The microbiomeDataSets package focuses mainly on non-human studies. The independent curatedMetagenomicData package provides access to a large collection of standardized human microbiome studies in the same format.
The aim is to provide datasets for teaching, example workflows or comparative efforts. If you have a dataset, which you like to see in this package, please let us know and/or provide a PR for the datasets.
Feel free to contribute. Have a look at how existing datasets are organized and prepared data accordingly. It is also good to get in touch at the earliest convenience to discuss any issues.
Let’s use a gitflow approach. Development version should be done against the master
branch and then merged to master
for the next release. (https://guides.github.com/introduction/flow/)

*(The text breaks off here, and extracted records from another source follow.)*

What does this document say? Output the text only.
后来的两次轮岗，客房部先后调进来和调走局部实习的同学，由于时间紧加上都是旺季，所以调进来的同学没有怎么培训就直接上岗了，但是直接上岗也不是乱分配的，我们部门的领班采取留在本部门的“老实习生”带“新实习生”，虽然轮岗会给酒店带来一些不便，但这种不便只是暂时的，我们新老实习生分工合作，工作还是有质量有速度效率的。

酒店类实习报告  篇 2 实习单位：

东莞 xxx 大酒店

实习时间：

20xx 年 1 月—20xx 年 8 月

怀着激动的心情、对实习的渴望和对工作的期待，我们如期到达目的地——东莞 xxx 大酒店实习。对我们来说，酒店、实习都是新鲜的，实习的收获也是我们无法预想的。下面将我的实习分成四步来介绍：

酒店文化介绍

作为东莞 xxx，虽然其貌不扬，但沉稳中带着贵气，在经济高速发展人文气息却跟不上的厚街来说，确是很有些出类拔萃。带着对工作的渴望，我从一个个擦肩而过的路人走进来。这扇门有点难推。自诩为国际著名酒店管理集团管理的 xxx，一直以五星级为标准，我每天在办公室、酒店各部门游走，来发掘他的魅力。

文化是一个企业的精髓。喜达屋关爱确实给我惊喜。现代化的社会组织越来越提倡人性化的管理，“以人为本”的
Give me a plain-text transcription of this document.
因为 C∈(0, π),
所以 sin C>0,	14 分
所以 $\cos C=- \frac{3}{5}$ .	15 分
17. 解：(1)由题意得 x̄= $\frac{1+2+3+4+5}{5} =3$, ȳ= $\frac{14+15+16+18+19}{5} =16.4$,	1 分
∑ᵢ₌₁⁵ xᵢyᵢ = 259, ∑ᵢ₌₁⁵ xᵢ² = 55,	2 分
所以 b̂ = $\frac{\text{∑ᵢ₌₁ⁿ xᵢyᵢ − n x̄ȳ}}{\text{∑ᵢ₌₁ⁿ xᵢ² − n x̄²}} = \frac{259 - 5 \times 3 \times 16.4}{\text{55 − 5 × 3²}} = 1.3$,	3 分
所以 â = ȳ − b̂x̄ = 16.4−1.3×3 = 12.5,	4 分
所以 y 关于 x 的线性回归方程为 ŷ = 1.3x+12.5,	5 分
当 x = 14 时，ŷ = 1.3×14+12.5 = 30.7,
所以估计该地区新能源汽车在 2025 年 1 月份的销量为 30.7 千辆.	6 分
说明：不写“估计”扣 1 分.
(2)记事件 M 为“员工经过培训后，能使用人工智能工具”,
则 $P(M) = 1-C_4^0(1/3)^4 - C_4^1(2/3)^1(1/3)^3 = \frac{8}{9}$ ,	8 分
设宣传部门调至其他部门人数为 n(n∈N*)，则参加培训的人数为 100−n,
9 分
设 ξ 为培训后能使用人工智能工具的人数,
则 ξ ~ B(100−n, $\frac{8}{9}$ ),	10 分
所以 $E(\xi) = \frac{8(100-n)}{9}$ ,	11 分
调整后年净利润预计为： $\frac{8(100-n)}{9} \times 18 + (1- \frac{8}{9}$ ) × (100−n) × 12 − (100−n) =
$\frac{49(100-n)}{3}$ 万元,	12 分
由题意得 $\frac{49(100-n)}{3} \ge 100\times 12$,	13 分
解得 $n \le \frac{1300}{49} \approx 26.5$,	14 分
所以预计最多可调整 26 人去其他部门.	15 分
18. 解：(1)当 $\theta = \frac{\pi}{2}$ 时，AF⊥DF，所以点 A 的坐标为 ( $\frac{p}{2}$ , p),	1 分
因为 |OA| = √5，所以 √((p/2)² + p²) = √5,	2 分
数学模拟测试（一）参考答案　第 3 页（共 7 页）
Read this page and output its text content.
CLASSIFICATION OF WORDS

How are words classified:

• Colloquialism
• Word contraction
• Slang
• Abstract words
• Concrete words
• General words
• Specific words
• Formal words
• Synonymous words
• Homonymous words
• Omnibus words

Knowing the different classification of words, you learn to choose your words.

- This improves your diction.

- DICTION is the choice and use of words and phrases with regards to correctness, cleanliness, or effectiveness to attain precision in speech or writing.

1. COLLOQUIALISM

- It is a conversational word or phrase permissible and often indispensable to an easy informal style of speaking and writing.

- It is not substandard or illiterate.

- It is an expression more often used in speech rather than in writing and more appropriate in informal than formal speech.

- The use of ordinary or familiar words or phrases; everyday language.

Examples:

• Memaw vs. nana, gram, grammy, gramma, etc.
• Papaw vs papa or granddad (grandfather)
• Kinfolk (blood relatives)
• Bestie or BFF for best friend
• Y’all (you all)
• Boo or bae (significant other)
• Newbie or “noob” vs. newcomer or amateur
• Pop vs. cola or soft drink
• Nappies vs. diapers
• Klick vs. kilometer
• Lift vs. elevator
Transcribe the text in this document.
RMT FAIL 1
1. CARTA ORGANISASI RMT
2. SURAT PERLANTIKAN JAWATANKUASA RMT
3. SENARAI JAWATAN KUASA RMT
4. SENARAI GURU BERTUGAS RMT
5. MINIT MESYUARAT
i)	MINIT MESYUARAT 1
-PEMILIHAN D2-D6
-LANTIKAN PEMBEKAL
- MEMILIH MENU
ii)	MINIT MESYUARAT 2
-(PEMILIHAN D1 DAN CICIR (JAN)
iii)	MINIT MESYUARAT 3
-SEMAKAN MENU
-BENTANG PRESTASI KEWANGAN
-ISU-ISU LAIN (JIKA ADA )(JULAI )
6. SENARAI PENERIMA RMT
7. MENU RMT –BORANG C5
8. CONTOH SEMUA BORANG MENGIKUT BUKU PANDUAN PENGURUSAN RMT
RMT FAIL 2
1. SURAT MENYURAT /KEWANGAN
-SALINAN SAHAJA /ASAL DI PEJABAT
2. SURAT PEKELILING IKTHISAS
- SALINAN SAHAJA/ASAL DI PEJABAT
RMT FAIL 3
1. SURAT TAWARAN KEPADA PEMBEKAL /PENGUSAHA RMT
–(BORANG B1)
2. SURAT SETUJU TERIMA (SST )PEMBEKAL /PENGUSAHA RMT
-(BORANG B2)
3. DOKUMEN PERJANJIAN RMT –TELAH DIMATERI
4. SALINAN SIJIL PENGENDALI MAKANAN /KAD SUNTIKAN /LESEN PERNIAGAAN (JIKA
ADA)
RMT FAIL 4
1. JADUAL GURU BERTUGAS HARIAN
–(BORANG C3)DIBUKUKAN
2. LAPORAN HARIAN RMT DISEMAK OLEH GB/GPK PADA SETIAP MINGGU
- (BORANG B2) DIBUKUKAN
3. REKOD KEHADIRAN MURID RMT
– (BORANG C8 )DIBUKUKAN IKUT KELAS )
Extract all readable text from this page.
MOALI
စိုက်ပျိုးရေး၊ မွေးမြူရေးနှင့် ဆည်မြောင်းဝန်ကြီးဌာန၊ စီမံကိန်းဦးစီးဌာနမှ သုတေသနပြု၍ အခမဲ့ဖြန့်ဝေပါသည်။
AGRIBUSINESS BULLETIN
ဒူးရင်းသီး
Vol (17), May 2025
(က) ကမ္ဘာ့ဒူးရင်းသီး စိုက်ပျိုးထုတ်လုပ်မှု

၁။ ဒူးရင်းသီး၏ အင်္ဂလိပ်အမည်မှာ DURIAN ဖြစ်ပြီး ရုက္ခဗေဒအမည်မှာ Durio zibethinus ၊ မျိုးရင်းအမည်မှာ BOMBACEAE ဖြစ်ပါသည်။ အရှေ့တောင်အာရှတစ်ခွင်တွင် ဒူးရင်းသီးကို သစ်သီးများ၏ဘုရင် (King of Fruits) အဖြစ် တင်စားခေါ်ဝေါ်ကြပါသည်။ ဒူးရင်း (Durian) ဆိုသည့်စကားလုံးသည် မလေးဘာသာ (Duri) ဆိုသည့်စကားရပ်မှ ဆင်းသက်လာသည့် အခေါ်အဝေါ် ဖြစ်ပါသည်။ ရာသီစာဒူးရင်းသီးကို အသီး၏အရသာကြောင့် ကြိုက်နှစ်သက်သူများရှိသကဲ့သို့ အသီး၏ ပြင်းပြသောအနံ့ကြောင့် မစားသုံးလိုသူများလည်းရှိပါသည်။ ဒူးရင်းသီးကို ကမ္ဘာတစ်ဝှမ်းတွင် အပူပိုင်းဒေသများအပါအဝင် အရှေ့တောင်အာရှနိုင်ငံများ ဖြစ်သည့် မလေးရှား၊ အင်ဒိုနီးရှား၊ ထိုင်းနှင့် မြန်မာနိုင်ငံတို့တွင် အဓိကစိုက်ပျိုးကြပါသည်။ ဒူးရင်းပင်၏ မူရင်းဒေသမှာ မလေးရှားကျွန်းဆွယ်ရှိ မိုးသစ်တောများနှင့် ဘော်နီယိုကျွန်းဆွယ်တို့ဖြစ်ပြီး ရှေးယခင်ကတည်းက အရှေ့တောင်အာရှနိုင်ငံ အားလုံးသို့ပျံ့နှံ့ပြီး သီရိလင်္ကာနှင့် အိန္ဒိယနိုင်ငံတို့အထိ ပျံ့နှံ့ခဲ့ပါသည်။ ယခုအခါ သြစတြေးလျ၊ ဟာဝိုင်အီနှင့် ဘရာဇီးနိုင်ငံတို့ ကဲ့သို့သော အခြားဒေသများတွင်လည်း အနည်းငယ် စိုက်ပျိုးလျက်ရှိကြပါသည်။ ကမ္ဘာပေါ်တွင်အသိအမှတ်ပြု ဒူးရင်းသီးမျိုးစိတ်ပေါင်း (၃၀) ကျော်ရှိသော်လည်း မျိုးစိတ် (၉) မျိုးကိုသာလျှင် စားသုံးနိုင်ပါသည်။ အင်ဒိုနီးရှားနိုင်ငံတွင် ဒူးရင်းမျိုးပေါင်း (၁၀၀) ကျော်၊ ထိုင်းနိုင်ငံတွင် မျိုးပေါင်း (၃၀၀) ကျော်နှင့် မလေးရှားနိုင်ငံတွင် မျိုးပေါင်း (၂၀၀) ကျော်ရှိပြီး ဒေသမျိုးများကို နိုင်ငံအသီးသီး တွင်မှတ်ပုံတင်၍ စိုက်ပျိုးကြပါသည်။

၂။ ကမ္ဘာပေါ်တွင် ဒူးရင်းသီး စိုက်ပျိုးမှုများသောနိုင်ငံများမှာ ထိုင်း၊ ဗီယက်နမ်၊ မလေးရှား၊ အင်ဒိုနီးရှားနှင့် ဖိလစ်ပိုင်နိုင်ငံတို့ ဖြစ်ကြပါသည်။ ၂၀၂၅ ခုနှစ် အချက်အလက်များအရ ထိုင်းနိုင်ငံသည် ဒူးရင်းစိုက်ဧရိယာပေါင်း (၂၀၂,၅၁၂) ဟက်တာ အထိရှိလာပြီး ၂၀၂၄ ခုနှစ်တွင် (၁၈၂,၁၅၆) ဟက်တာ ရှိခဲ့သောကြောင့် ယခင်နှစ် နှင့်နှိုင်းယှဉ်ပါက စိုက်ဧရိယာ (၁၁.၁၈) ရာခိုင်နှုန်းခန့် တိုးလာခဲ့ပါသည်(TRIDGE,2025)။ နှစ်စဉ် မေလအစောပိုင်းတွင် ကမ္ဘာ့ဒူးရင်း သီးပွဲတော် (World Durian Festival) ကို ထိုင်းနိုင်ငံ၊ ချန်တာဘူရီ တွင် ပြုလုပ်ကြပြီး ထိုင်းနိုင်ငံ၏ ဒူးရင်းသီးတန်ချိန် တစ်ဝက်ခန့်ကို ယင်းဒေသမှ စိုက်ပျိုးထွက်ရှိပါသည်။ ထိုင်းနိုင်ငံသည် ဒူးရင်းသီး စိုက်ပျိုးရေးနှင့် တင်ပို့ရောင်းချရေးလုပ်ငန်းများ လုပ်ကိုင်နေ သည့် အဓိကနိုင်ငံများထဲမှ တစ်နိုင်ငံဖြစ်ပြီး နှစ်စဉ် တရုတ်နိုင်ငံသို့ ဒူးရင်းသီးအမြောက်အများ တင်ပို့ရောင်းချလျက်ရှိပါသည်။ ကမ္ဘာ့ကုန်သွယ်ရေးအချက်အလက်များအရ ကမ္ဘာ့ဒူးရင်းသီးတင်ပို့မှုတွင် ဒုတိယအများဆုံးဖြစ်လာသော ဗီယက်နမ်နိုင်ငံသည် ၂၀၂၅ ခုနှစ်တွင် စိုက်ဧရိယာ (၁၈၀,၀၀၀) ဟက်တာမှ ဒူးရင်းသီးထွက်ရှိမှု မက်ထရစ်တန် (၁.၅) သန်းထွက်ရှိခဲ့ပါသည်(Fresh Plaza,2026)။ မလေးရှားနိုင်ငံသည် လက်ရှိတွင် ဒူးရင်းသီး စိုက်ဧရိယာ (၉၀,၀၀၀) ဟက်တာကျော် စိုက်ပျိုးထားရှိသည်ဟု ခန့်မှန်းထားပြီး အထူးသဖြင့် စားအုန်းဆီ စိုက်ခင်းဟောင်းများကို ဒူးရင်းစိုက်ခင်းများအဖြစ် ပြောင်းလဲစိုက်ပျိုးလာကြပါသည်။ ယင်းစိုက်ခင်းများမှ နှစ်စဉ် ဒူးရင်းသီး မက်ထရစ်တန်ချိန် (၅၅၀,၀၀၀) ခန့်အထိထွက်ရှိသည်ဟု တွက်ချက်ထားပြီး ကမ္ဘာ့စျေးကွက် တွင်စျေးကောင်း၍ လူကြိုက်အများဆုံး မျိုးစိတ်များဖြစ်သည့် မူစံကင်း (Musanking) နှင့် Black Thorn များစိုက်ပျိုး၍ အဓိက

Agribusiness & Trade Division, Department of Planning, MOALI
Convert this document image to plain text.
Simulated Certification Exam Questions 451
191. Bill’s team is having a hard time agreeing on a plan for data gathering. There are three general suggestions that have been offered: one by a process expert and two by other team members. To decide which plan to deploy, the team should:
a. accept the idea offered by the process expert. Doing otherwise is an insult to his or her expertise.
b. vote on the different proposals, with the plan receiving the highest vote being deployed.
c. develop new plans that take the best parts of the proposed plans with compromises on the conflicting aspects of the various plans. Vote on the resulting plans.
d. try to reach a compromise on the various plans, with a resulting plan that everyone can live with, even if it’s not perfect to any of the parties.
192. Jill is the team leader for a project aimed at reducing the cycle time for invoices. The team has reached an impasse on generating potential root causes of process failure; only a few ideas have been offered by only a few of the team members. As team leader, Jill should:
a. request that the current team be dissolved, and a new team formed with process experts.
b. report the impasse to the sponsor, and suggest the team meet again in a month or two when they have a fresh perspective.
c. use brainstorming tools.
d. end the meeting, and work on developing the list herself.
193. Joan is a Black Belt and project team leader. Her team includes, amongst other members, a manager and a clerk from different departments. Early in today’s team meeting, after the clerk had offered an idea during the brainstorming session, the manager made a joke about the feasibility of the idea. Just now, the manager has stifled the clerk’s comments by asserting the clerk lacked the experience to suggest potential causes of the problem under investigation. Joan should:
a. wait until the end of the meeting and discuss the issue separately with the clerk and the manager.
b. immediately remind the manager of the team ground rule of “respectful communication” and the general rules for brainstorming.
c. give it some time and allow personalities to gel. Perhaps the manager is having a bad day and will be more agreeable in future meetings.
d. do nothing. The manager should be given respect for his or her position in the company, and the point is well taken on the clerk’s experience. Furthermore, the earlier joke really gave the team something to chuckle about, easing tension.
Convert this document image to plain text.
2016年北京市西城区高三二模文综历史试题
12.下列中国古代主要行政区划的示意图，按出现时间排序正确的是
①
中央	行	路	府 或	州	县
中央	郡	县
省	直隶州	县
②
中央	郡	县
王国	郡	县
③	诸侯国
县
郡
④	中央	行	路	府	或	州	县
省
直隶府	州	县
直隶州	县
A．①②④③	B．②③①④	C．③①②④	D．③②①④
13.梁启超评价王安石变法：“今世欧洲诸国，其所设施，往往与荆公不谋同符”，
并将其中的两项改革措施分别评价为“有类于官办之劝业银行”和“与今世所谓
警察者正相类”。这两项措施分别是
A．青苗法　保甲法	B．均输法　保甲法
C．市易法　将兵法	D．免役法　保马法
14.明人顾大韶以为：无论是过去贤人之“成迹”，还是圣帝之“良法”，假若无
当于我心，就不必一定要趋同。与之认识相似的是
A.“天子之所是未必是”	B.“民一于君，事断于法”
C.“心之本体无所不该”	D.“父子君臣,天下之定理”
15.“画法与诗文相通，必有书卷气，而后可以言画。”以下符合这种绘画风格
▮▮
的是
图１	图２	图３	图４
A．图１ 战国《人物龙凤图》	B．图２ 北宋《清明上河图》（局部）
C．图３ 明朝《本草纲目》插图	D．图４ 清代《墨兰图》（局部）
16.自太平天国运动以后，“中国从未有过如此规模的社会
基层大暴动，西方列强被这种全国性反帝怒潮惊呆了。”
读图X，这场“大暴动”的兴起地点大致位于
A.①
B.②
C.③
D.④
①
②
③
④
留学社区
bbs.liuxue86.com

Resources on how data is added to Bioconductor’s ExperimentHub backend and accessed are available from Bioconductor ExperimentHub documentation and in Creating ExperimentHub Package.
Basic steps:
Assemble a (Tree)SummarizedExperiment from the raw data
You can include the data creation script in inst/scripts/-data- (optional)
Save the individual data container components as rds files
Prepare the metadata file, by creating a new metadata-
Make sure that the metadata files passes the check by running a script like: ExperimentHubData::makeExperimentHubMetadata(“../microbiomeDataSets”,“3.13/metadata-hintikka-xo.csv”)
Maintainer will upload the data through their AWS login. The folder structure must match the one referenced in the metadata file; for example: microbiomeDataSets/<bioc.version.number>/lahti-ml/coldata.rds
Follow the instructions (See Section 7)
Afterwards, the maintainer will push the new metadata to Bioconductor git repo and inform hubs@bioconductor that there is new metadata. They will let us know when the upload is done.
In the meantime, prepare a loading function as found e.g. in microbiomeDataSets::LahtiMLData has to be created and push this to biocs git repo as well.
Bump the version (note that the version scheme is different)
For questions, have a look at the other datasets or check with us through online channels
Please note that the microbiomeDataSets project is released with a Contributor Code of Conduct. By contributing to this project, you agree to abide by its terms.